The Cure's First New Music in 16 Years Is On the Way

New album will reportedly follow single 'Alone,' out Thursday
By Arden Dier,  Newser Staff
Posted Sep 24, 2024 7:05 AM CDT
The Cure's First New Music in 16 Years Is On the Way
Robert Smith, center, and Simon Gallup, right, of The Cure performs during the Corona Capital music festival in Mexico City, Sunday, Nov. 19, 2023.   (AP Photo/Aurea Del Rosario)

Six years after teasing new music, The Cure is finally ready. The new single, "Alone," representing the band's first new music in 16 years, will premiere on BBC Radio 6 before its release at 7am ET Thursday, per Pitchfork. Hear a snippet here. The Guardian describes it as "a symphonic ballad with heavy drums and lurching electric guitar, with frontman Robert Smith singing: 'This is the end of every song that we sing / the fire burned out to ash, the stars grow dim with tears.'" "Alone" will be the lead single on an upcoming album, Songs of a Lost World, per Pitchfork.
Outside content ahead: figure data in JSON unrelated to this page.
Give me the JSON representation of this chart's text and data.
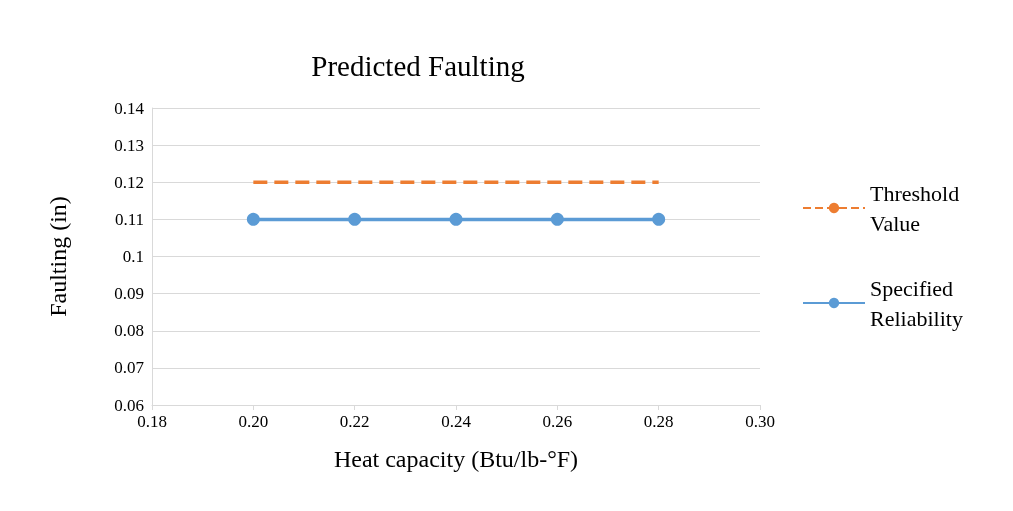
{
  "chart_data": {
    "type": "line",
    "title": "Predicted Faulting",
    "xlabel": "Heat capacity (Btu/lb-°F)",
    "ylabel": "Faulting (in)",
    "xlim": [
      0.18,
      0.3
    ],
    "xticks": [
      0.18,
      {
        "value": 0.2,
        "label": "0.20"
      },
      0.22,
      0.24,
      0.26,
      0.28,
      {
        "value": 0.3,
        "label": "0.30"
      }
    ],
    "ylim": [
      0.06,
      0.14
    ],
    "yticks": [
      0.06,
      0.07,
      0.08,
      0.09,
      0.1,
      0.11,
      0.12,
      0.13,
      0.14
    ],
    "grid": "y",
    "legend": "right",
    "series": [
      {
        "name": "Threshold Value",
        "color": "#ed7d31",
        "line_style": "dashed",
        "marker": "none",
        "x": [
          0.2,
          0.28
        ],
        "values": [
          0.12,
          0.12
        ]
      },
      {
        "name": "Specified Reliability",
        "color": "#5b9bd5",
        "line_style": "solid",
        "marker": "circle",
        "x": [
          0.2,
          0.22,
          0.24,
          0.26,
          0.28
        ],
        "values": [
          0.11,
          0.11,
          0.11,
          0.11,
          0.11
        ]
      }
    ]
  }
}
The album doesn't have an official release date, though a poster in the British band's hometown of Crawley suggests it will be out Nov. 1.

Songs of a Lost World will be the first new album from the band since 2008's 4:13 Dream, which was not a commercial success, per Sky News. In 2014, The Cure teased a sequel, 4:14 Scream, but all that materialized was a cover of the Beatles' "Hello, Goodbye." Songs of a Lost World will reportedly include songs recorded in 2019. Smith previously told Rolling Stone that the band recorded 19 lengthy songs that year. The music is "f---ing great," the frontman said at the time. "It's so dark. It's incredibly intense." (Keyboardist Roger O'Donnell announced a cancer diagnosis earlier this month.)